Europa y cristiandad han sido dos términos tan enlazados que hasta hace escasas décadas el uno no podía entenderse sin el otro. Y si se preguntan por qué la mayoría de Europa es cristiana o por qué en varios países la religión oficial es el catolicismo, nos tendríamos que remontar a 1700 años atrás y fijarnos en una figura que fue clave en todo este proceso para que ahora no tengamos iglesias dedicadas al culto arriano, por ejemplo.

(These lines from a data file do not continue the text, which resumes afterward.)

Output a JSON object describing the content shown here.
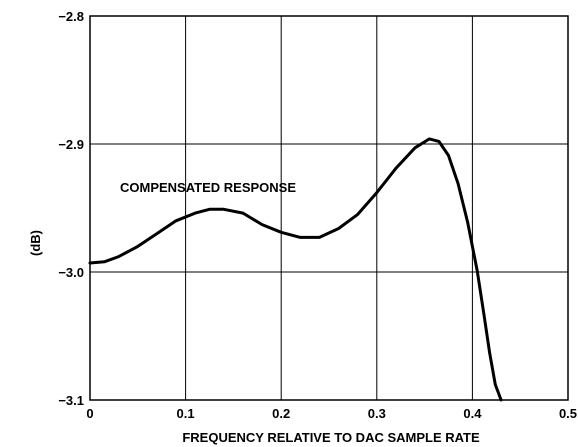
{
  "chart_data": {
    "type": "line",
    "title": "",
    "xlabel": "FREQUENCY RELATIVE TO DAC SAMPLE RATE",
    "ylabel": "(dB)",
    "xlim": [
      0,
      0.5
    ],
    "ylim": [
      -3.1,
      -2.8
    ],
    "xticks": [
      "0",
      "0.1",
      "0.2",
      "0.3",
      "0.4",
      "0.5"
    ],
    "yticks": [
      "−2.8",
      "−2.9",
      "−3.0",
      "−3.1"
    ],
    "grid": true,
    "annotation": "COMPENSATED RESPONSE",
    "series": [
      {
        "x": [
          0,
          0.015,
          0.03,
          0.05,
          0.07,
          0.09,
          0.11,
          0.125,
          0.14,
          0.16,
          0.18,
          0.2,
          0.22,
          0.24,
          0.26,
          0.28,
          0.3,
          0.32,
          0.34,
          0.355,
          0.365,
          0.375,
          0.385,
          0.395,
          0.405,
          0.412,
          0.418,
          0.424,
          0.43
        ],
        "y": [
          -2.993,
          -2.992,
          -2.988,
          -2.98,
          -2.97,
          -2.96,
          -2.954,
          -2.951,
          -2.951,
          -2.954,
          -2.963,
          -2.969,
          -2.973,
          -2.973,
          -2.966,
          -2.955,
          -2.938,
          -2.919,
          -2.903,
          -2.896,
          -2.898,
          -2.909,
          -2.931,
          -2.961,
          -2.999,
          -3.033,
          -3.063,
          -3.088,
          -3.1
        ]
      }
    ]
  }
}
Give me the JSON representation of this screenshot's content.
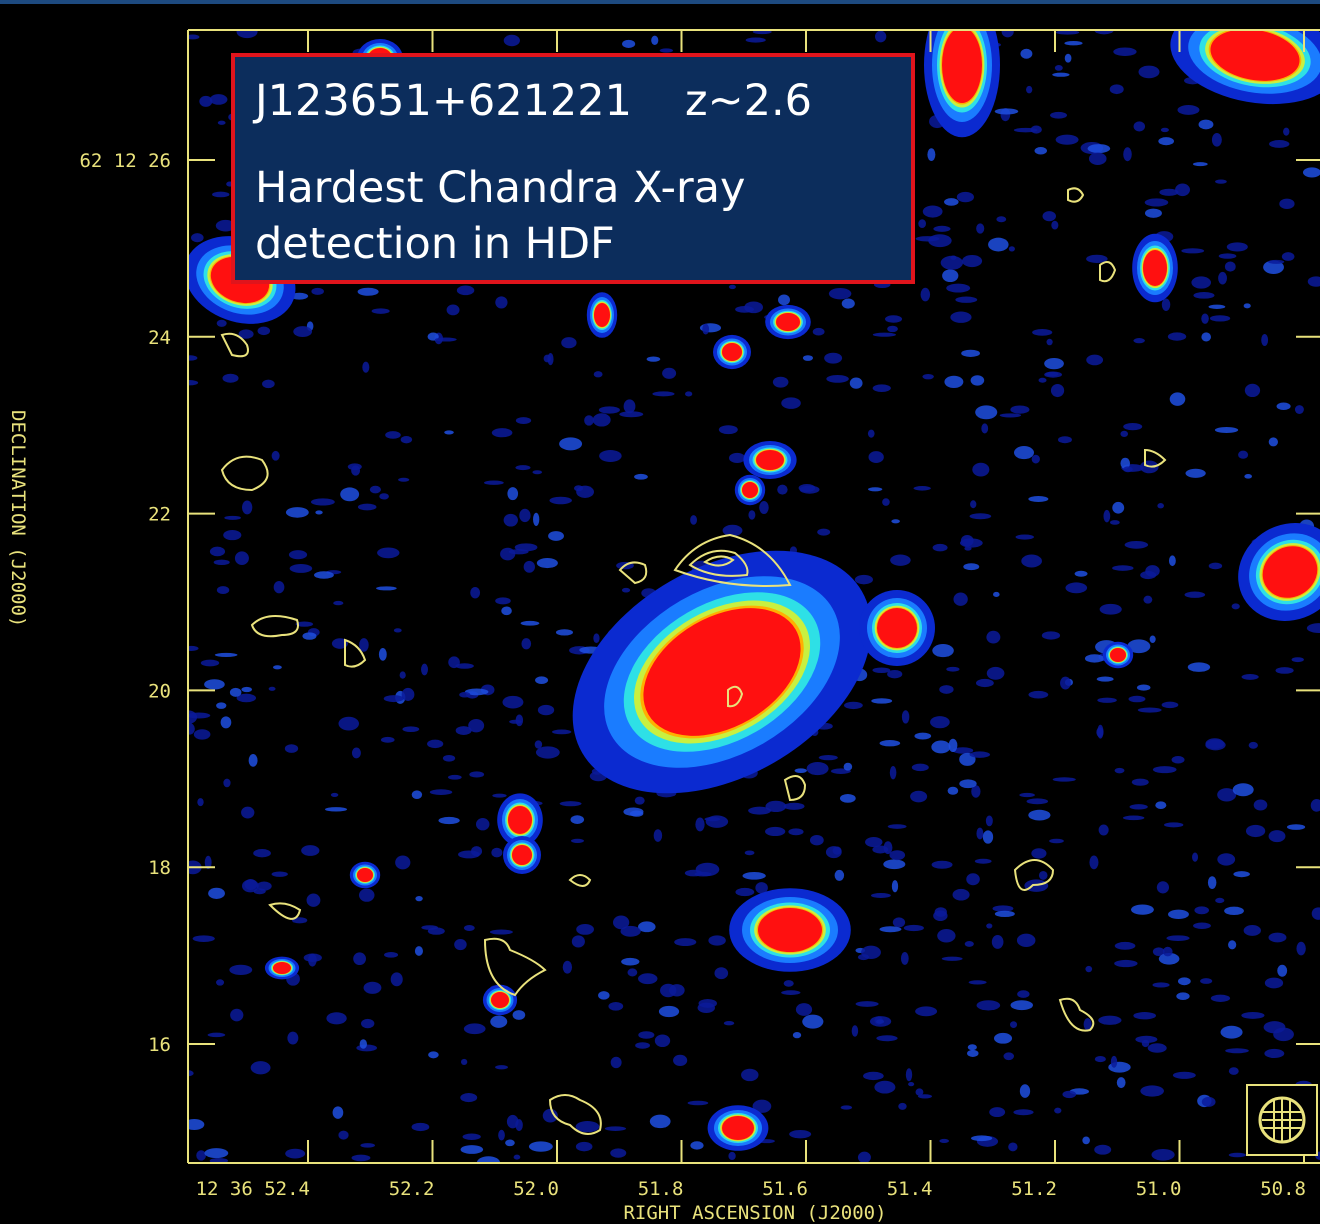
{
  "title_box": {
    "name": "J123651+621221",
    "redshift": "z~2.6",
    "caption_lines": [
      "Hardest Chandra X-ray",
      "detection in HDF"
    ]
  },
  "x_axis": {
    "label": "RIGHT ASCENSION (J2000)",
    "ticks": [
      "12 36 52.4",
      "52.2",
      "52.0",
      "51.8",
      "51.6",
      "51.4",
      "51.2",
      "51.0",
      "50.8"
    ]
  },
  "y_axis": {
    "label": "DECLINATION (J2000)",
    "ticks": [
      "62 12 26",
      "24",
      "22",
      "20",
      "18",
      "16"
    ]
  }
}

Lo que hoy conocemos como cristianismo católico se fragua bajo el reinado del emperador hispano Teodosio I, quien sirvió de puente entre los estertores del paganismo y un naciente culto solar al que dio el definitivo impulso que lo haría hegemónico en Europa durante muchos siglos. Lo cierto es que la incipiente Iglesia se convirtió en apenas doce años —los que separan el Edicto de Milán del Concilio de Nicea—en la religión más importante del Imperio, aunque no en la única, ya que de acuerdo al Edicto de Milán (313) si bien se permitía a los cristianos realizar sus reuniones para la práctica de sus liturgias de forma libre y sin persecuciones, tenía que convivir con el resto de credos que coexistían, creencias que años más tarde fueron consideradas heréticas.

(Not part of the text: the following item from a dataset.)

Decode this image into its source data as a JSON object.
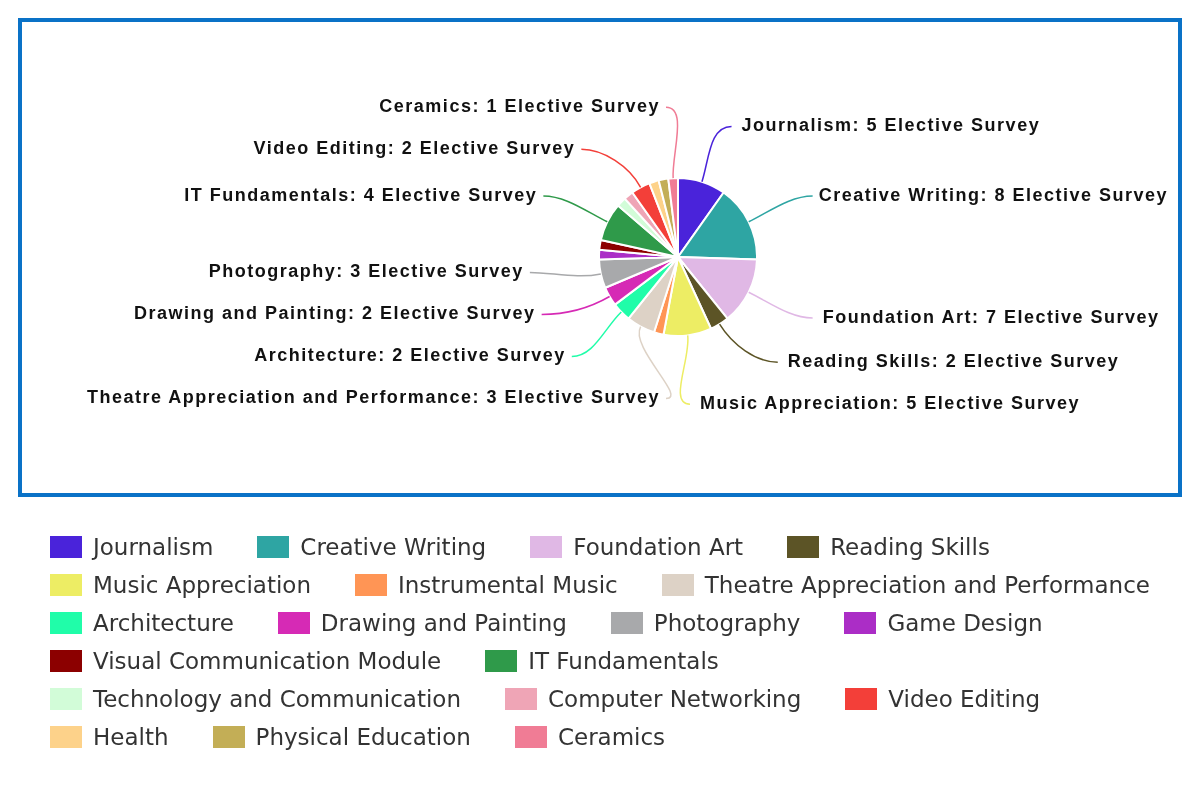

Y llegó el Concilio de Nicea. Había que definir un pensamiento único ante tanto desbarajuste teológico. Una hábil maniobra de Constantino orquestada desde distintos ángulos eclesiásticos y políticos, con la participación de obispos de varias regiones cristianas, para fijar lo que era correcto o incorrecto en cuanto a las creencias que debían imperar. En esos momentos la Iglesia cristiana, con todas sus variantes, disfrutaba de tranquilidad y libertad para congregarse abiertamente y la idea cristiana que en esos momentos estaba muy dividida, sobre todo por dos conceptos o visiones sobre la naturaleza humana o divina de Jesucristo. El que había encendido la llama de la duda fue Arrio (presbítero de Alejandría) haciendo sus diatribas y negando furibundamente la naturaleza divina de Jesús.